Il 2023 è stato l’anno in cui, per la prima volta, la quota di produzione di elettricità generata dal vento in Europa ha superato quella del gas (18 per cento contro 17). Dal 2010 al 2022 il costo di un kilowattora di energia prodotto con il vento – espresso come costo livellato dell’elettricità – è diminuito del 69 per cento per l’eolico a terra e del 59 per cento per quello in mare.
Nel rapporto “Net Zero 2050” l’Agenzia internazionale dell’energia (IEA) ha proposto un percorso verso le emissioni nette zero che assegna all’energia solare e a quella eolica, insieme, circa il 70 per cento della produzione globale di elettricità dal 2050. L’eolico occuperà, dunque, un posto sempre più centrale nel sistema energetico del futuro. Proprio per il ruolo che riveste nella transizione energetica, e quindi nell’ormai inevitabile abbandono dei combustibili fossili, l’energia eolica è un bersaglio per i critici delle politiche per le emissioni zero e dei negazionisti climatici. Su di essa circolano informazioni parziali, false notizie e narrazioni che la dipingono come dannosa per l’ambiente e gli animali. Per qualcuno l’energia eolica sarebbe perfino la causa di una malattia: la «sindrome delle turbine eoliche».

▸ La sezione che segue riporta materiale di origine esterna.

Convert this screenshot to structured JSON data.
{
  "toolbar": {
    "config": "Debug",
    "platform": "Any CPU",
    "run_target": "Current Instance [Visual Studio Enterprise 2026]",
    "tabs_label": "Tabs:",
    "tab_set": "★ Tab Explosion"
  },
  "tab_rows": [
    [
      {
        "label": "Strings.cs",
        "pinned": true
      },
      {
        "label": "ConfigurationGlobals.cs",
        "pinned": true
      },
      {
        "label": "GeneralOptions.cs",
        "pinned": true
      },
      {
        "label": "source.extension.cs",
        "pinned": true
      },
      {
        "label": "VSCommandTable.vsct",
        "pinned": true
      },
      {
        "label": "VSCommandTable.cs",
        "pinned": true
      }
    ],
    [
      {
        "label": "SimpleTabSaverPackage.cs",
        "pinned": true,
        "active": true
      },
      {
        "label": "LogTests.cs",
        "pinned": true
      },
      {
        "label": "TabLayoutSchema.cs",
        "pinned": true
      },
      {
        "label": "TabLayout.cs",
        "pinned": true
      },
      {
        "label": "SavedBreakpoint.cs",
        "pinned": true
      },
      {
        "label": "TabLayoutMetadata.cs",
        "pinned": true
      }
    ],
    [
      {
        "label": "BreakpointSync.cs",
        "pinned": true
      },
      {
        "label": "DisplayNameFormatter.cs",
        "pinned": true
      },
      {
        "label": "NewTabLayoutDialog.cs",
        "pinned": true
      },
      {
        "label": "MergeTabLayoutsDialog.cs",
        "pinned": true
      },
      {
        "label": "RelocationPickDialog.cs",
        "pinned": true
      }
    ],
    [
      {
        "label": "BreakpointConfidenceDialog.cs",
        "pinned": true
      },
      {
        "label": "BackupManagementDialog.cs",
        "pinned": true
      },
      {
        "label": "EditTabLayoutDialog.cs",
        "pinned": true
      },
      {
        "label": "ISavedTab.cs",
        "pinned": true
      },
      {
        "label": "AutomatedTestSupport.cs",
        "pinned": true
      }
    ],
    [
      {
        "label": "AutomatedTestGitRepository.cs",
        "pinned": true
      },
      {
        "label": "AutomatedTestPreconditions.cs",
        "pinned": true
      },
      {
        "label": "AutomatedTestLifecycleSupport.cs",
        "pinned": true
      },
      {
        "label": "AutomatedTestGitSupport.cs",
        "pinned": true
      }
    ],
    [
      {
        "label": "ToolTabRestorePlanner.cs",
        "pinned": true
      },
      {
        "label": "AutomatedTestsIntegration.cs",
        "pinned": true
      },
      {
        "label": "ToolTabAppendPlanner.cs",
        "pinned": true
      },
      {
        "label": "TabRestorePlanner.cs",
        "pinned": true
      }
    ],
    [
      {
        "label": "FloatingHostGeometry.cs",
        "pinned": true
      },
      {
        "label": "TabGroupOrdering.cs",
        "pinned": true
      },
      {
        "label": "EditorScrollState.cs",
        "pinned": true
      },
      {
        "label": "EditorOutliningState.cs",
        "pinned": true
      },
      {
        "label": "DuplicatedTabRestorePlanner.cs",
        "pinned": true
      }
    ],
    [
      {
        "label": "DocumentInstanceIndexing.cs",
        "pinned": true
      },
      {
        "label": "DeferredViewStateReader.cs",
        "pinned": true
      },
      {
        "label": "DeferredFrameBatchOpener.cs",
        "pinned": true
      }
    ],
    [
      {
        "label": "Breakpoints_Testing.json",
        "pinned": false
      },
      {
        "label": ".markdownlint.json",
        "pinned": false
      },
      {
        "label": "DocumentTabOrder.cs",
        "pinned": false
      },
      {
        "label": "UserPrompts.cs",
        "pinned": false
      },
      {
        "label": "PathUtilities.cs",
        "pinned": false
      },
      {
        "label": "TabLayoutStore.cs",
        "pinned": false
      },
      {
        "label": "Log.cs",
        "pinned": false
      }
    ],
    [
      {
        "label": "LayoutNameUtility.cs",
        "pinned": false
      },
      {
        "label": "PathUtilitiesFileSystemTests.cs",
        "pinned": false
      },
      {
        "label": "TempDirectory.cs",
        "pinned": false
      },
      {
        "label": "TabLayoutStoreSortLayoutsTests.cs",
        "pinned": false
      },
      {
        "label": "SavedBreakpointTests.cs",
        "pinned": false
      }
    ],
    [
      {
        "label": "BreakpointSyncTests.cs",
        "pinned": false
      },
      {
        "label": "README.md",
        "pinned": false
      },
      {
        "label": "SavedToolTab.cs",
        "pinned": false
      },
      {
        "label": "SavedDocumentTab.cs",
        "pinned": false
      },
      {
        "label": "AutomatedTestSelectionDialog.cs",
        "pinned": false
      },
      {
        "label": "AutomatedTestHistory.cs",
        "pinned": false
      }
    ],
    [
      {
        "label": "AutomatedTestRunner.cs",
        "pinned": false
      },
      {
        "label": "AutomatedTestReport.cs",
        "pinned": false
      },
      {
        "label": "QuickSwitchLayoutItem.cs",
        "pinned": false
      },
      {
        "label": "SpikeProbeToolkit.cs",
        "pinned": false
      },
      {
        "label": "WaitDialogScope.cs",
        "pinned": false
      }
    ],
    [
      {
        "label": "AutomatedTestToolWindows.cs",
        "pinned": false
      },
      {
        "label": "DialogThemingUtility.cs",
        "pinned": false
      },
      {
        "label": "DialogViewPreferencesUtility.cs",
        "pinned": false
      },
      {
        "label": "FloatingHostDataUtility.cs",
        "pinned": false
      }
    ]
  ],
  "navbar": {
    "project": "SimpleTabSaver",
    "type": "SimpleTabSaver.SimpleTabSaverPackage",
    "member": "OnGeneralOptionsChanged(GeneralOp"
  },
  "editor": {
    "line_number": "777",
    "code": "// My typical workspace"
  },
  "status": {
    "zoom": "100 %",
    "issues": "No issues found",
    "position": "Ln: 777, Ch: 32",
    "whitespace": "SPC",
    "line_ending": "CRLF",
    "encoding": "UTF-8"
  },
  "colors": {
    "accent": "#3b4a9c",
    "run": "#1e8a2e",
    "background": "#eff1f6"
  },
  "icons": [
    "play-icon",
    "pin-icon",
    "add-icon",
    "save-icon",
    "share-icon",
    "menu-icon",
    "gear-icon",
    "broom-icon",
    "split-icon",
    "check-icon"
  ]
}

L’origine di questa presunta patologia risale a un libro apparso nel 2009 e intitolato Wind Turbines Syndrome. A report on a natural experiment. L’autrice, una pediatra e psichiatra americana, Nina Pierpont, descrisse le storie di un gruppo di persone che vivevano nei pressi di turbine eoliche e che denunciavano vari sintomi, tra cui ronzii alle orecchie, nausea, insonnia, vertigini, emicrania e palpitazioni. Pierpont si limitò a raccogliere le interviste telefoniche di 23 soggetti e i sintomi di alcuni altri. Non svolse altre verifiche e valutazioni cliniche dirette, né impiegò gruppi di controllo, come si fa di norma quando si svolgono ricerche di questo tipo. Non effettuò nemmeno una mappatura delle aree geografiche coinvolte, che sarebbe stata necessaria per stabilire correlazioni tra i presunti sintomi e le loro sorgenti. Le uniche prove erano le testimonianze di un piccolo gruppo di persone. Il libro venne autopubblicato e messo in vendita su un sito personale, senza essere sottoposto a una revisione scientifica indipendente. Nel giro di breve tempo è diventato un riferimento per gruppi che si oppongono all’energia eolica. Uno di questi è la Waubra Foundation, un’organizzazione australiana che prende il nome da una cittadina dove è presente un parco eolico. Il suo fondatore ha alle spalle una lunga carriera di dirigente nel settore dei combustibili fossili.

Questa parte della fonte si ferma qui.